OpsWorks is a collection of stacks – you may want to think of these as an individual service (or, in the context of my job, individual applications). Each stack has 1 or more application – which is basically just a deployable unit. Your actual EC2 instances are organized into layers – which is basically sets of instances that have the same sets of Chef scripts run on them. For simplicity’s sake, I generally keep a 1-to-1 relationship between apps and layers, and that’s worked out pretty well for me, but your needs may vary.

The good

First off, like I mentioned earlier, OpsWorks is a good introduction to deployment automation. AWS has successfully abstracted about 90% of all the Chef stuff, and the 10% left is the specific stuff you need to make your particular app work. I know I say this a lot, but not having to manage infrastructure directly is always a huge win in my book. Easy-to-manage and set up infrastructure like this is probably the biggest reason to use AWS in my opinion. Need to scale part of your service out? No problem, just click the handy “Add Instance” button, pick your size, and start it up. Voila, a new machine is up and running, no additional set-up work required.

OpsWorks’s paradigm of putting instances into layers makes it really easy to visualize your deployed services and the resources allotted to them. Between organizing each service into stacks, and each component of those services into layers, you’re left with an intuitive and organized view of your entire infrastructure that’s far superior to just looking at the EC2 console.

The bad

Most of my complaints with OpsWorks read like a watered-down version of this blog post. I don’t think there’s anything “wrong” with OpsWorks per se, but OpsWorks does seem to behave fundamentally differently than how you would typically think AWS is used. As Fabrizio Branca noted, AWS is typically thought of as having a highly mutable, varying number of instances that spin up and wind down automatically based on configuration values. Manually creating instances, even the load-based ones, seems very “anti” AWS. Coming from a position where some portions of our apps were deployed on AWS’s Elastic Beanstalk, having to manually create load-based instances certainly has the psychological feeling of being a step backwards. That feelings exacerbated whenever AWS talks about their newer services like Batch and Lambda, where AWS is abstracting away the idea of having instances in the first place.

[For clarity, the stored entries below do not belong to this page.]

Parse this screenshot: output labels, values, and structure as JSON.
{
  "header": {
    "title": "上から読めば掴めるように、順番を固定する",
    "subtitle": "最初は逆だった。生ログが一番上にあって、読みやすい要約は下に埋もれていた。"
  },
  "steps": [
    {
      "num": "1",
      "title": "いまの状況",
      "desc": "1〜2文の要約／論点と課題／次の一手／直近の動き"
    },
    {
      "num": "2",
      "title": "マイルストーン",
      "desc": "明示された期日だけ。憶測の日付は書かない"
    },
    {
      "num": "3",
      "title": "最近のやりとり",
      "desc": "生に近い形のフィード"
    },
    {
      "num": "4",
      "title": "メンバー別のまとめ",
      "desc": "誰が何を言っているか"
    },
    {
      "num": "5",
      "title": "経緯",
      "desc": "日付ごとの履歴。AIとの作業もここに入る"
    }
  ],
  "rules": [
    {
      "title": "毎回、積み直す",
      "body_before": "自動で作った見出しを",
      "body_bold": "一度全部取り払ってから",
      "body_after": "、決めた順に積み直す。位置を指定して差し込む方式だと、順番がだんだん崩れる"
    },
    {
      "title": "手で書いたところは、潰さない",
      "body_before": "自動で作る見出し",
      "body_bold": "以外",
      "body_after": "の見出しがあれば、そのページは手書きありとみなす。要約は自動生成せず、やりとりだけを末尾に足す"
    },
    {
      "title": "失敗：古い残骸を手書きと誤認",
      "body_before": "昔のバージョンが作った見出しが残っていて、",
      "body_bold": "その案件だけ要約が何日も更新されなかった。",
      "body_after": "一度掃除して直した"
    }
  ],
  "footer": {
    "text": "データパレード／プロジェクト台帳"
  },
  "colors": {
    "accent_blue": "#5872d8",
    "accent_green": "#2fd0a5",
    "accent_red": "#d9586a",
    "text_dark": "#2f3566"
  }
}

Another issue I’ve run into is that OpsWorks instances can be slow to boot up. By “slow”, I mean it takes more than 5 minutes for an instance to go from “time to start” to “online.” When manually starting each instance, that’s really just an annoyance, but OpsWorks does offer “load-based” instances, and those need to be able to come online quickly. Slow boots generally don’t happen, but they feel particularly annoying the 5% or less of the time I encounter them. I recommend setting your scaling triggers to be slightly more sensitive than you would in a normal auto-scaling group, and load-testing any layer you need to dynamically scale to make sure those triggers are tuned correctly.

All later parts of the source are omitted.